Divulgado nesta quarta-feira, 16 de setembro de 2026, durante o Fórum Nacional do Ensino Superior Particular, o estudo mostra que a quantidade total de professores no ensino médio público cresceu 6,6% entre 2015 e 2025. Apesar do aumento geral, a composição etária da categoria mudou de maneira significativa.
Em 2025, aproximadamente 557,4 mil profissionais lecionavam nessa etapa da educação básica.
Presença de jovens diminuiu
Na faixa etária de até 24 anos, o número de professores caiu de 17.320, em 2015, para 11.937 em 2025. A redução foi de 31,1%.
O recuo também alcançou outras faixas mais jovens:
- entre 25 e 29 anos, o total passou de 62.481 para 50.088, queda de 19,8%;
- entre 30 e 39 anos, o número diminuiu de 179.319 para 157.254, redução de 12,3%.
Os dados indicam dificuldade para renovar o quadro docente e atrair profissionais em início de carreira para as salas de aula.
Docentes com 60 anos ou mais dobraram
A movimentação foi inversa entre os professores mais velhos. O número de profissionais com 60 anos ou mais subiu de 18.243 para 37.301 entre 2015 e 2025, crescimento de 104,5%.
Também houve expansão na faixa de 55 a 59 anos. O contingente aumentou de 31.105 para 46.108 docentes, alta de 48,2%.

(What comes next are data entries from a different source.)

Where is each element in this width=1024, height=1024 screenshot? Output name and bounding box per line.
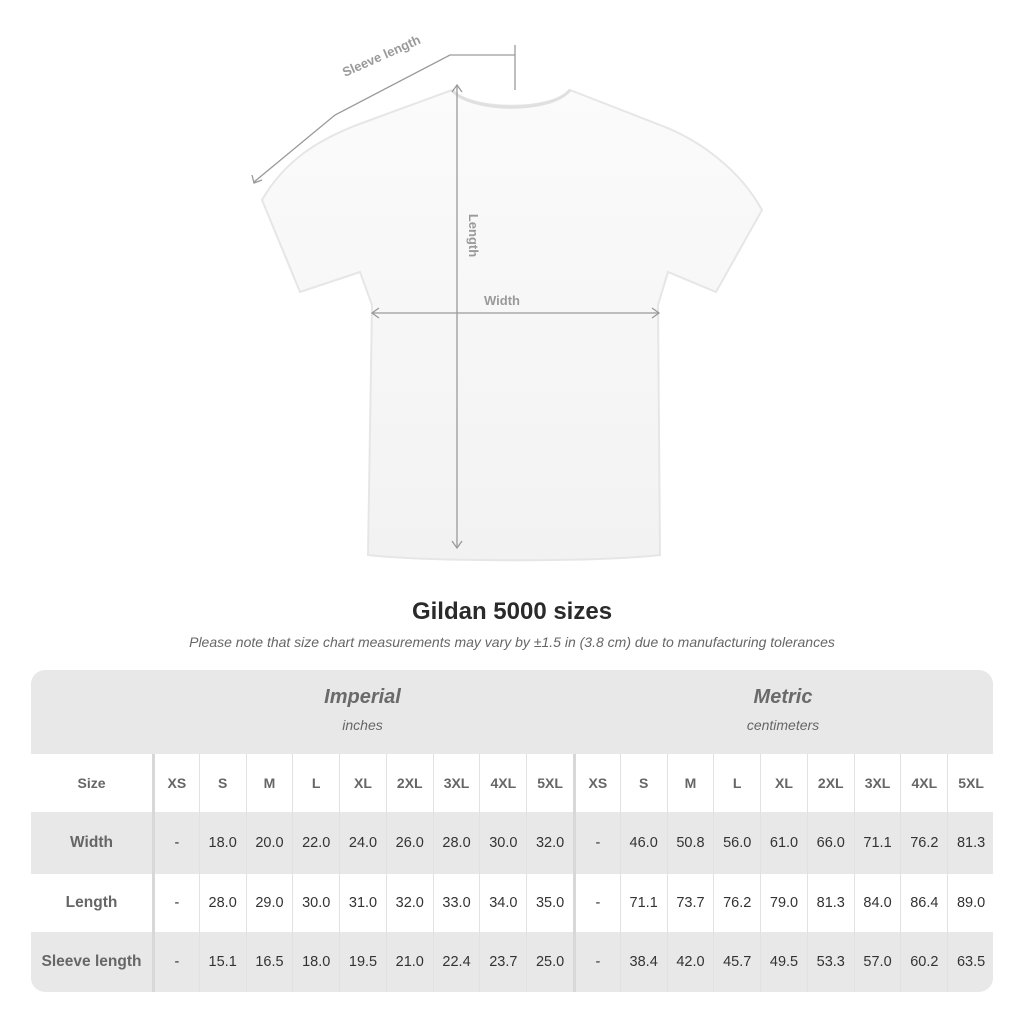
value-cell: 60.2	[900, 932, 947, 992]
row-label: Length	[65, 894, 118, 911]
value-cell: 57.0	[853, 932, 901, 992]
table-row: Sleeve length -15.1 16.5 18.0 19.5 21.0 22.4 23…	[31, 932, 993, 992]
size-column-header: Size	[77, 775, 106, 791]
value-cell: 30.0	[292, 874, 339, 932]
imperial-unit: inches	[342, 717, 383, 733]
size-header-cell: XS	[573, 754, 620, 812]
table-header-band	[31, 670, 993, 754]
size-header-cell: 3XL	[853, 754, 901, 812]
value-cell: 61.0	[760, 812, 807, 874]
value-cell: 71.1	[619, 874, 667, 932]
size-header-cell: 5XL	[526, 754, 573, 812]
size-header-cell: 4XL	[900, 754, 947, 812]
value-cell: 76.2	[900, 812, 947, 874]
table-row: Length -28.0 29.0 30.0 31.0 32.0 33.0 34.0 35.0-…	[31, 874, 993, 932]
value-cell: 23.7	[479, 932, 526, 992]
value-cell: 34.0	[479, 874, 526, 932]
value-cell: 56.0	[713, 812, 760, 874]
size-header-cell: XL	[339, 754, 386, 812]
size-header-cell: XL	[760, 754, 807, 812]
imperial-heading: Imperial	[324, 686, 401, 708]
value-cell: 81.3	[806, 874, 854, 932]
value-cell: 71.1	[853, 812, 901, 874]
value-cell: 42.0	[666, 932, 714, 992]
value-cell: -	[573, 812, 620, 874]
value-cell: 79.0	[760, 874, 807, 932]
size-header-cell: M	[245, 754, 293, 812]
value-cell: 35.0	[526, 874, 573, 932]
table-row: Width -18.0 20.0 22.0 24.0 26.0 28.0 30.0 32.0-4…	[31, 812, 993, 874]
value-cell: 18.0	[198, 812, 246, 874]
row-label: Width	[70, 834, 113, 851]
metric-heading: Metric	[753, 686, 813, 708]
value-cell: 24.0	[339, 812, 386, 874]
value-cell: 28.0	[432, 812, 480, 874]
value-cell: 32.0	[385, 874, 433, 932]
value-cell: 84.0	[853, 874, 901, 932]
size-header-cell: L	[292, 754, 339, 812]
value-cell: 25.0	[526, 932, 573, 992]
value-cell: 45.7	[713, 932, 760, 992]
value-cell: 16.5	[245, 932, 293, 992]
size-table: Imperial inches Metric centimeters Size X…	[31, 670, 993, 992]
size-header-cell: S	[619, 754, 667, 812]
value-cell: 46.0	[619, 812, 667, 874]
length-label: Length	[466, 213, 482, 258]
value-cell: 31.0	[339, 874, 386, 932]
value-cell: -	[573, 932, 620, 992]
value-cell: 32.0	[526, 812, 573, 874]
value-cell: 38.4	[619, 932, 667, 992]
value-cell: 26.0	[385, 812, 433, 874]
t-shirt-illustration	[251, 45, 764, 562]
value-cell: 18.0	[292, 932, 339, 992]
value-cell: -	[152, 874, 199, 932]
value-cell: 89.0	[947, 874, 993, 932]
value-cell: 29.0	[245, 874, 293, 932]
value-cell: 22.0	[292, 812, 339, 874]
size-header-cell: S	[198, 754, 246, 812]
value-cell: 33.0	[432, 874, 480, 932]
imperial-group-header: Imperial inches	[152, 686, 573, 733]
value-cell: -	[152, 812, 199, 874]
metric-group-header: Metric centimeters	[573, 686, 993, 733]
value-cell: 66.0	[806, 812, 854, 874]
value-cell: -	[152, 932, 199, 992]
size-header-cell: M	[666, 754, 714, 812]
value-cell: 20.0	[245, 812, 293, 874]
value-cell: 76.2	[713, 874, 760, 932]
value-cell: 81.3	[947, 812, 993, 874]
tolerance-note: Please note that size chart measurements…	[189, 634, 835, 650]
page-title: Gildan 5000 sizes	[411, 598, 613, 625]
metric-unit: centimeters	[746, 717, 820, 733]
width-label: Width	[484, 293, 520, 308]
value-cell: 53.3	[806, 932, 854, 992]
size-header-cell: 2XL	[385, 754, 433, 812]
value-cell: 63.5	[947, 932, 993, 992]
value-cell: 73.7	[666, 874, 714, 932]
table-header-row: Size XS S M L XL 2XL 3XL 4XL 5XL XS S M L XL 2XL 3XL 4XL 5…	[31, 754, 993, 812]
value-cell: 30.0	[479, 812, 526, 874]
value-cell: 19.5	[339, 932, 386, 992]
value-cell: 21.0	[385, 932, 433, 992]
value-cell: 86.4	[900, 874, 947, 932]
value-cell: -	[573, 874, 620, 932]
size-header-cell: 4XL	[479, 754, 526, 812]
size-header-cell: XS	[152, 754, 199, 812]
value-cell: 49.5	[760, 932, 807, 992]
size-header-cell: L	[713, 754, 760, 812]
size-header-cell: 2XL	[806, 754, 854, 812]
value-cell: 50.8	[666, 812, 714, 874]
value-cell: 22.4	[432, 932, 480, 992]
size-header-cell: 5XL	[947, 754, 993, 812]
size-header-cell: 3XL	[432, 754, 480, 812]
value-cell: 15.1	[198, 932, 246, 992]
value-cell: 28.0	[198, 874, 246, 932]
row-label: Sleeve length	[41, 953, 142, 970]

Na avaliação do Semesp, os números revelam um processo de envelhecimento do magistério que, sem reposição adequada, pode dificultar a manutenção do número de professores necessário nos próximos anos.
Contratos temporários avançam nas redes públicas
A pesquisa também identificou uma mudança expressiva na forma de contratação dos professores.
O número de temporários cresceu 40,4% em dez anos, passando de aproximadamente 146 mil para 205 mil. A participação desse grupo no quadro docente público aumentou de 32,2% para 43,4%.
Enquanto isso, o total de professores concursados, efetivos ou estáveis caiu de cerca de 305 mil para 255 mil. A proporção desses profissionais recuou de 67,2% para 54,1%.
Em números absolutos, as redes públicas perderam aproximadamente 50 mil docentes efetivos ou estáveis e acrescentaram cerca de 59 mil temporários no período analisado.
Instabilidade pode afastar novos profissionais
O Semesp aponta que os contratos temporários atendem a demandas imediatas das redes de ensino, mas não oferecem a mesma estabilidade dos cargos efetivos.
Esses profissionais geralmente não têm acesso aos planos de carreira dos governos estaduais, o que limita a possibilidade de progressão funcional e de aumento salarial ao longo dos anos.
Para o diretor-executivo do Semesp, Rodrigo Capelato, a baixa atratividade da docência não está relacionada apenas à remuneração. A diminuição dos concursos públicos, a instabilidade dos vínculos e a percepção de pouco reconhecimento profissional também ajudam a explicar a dificuldade para atrair e manter novos professores.
O avanço da idade média dos docentes, combinado com a redução dos profissionais mais jovens, amplia a preocupação com a reposição do quadro no médio e no longo prazo.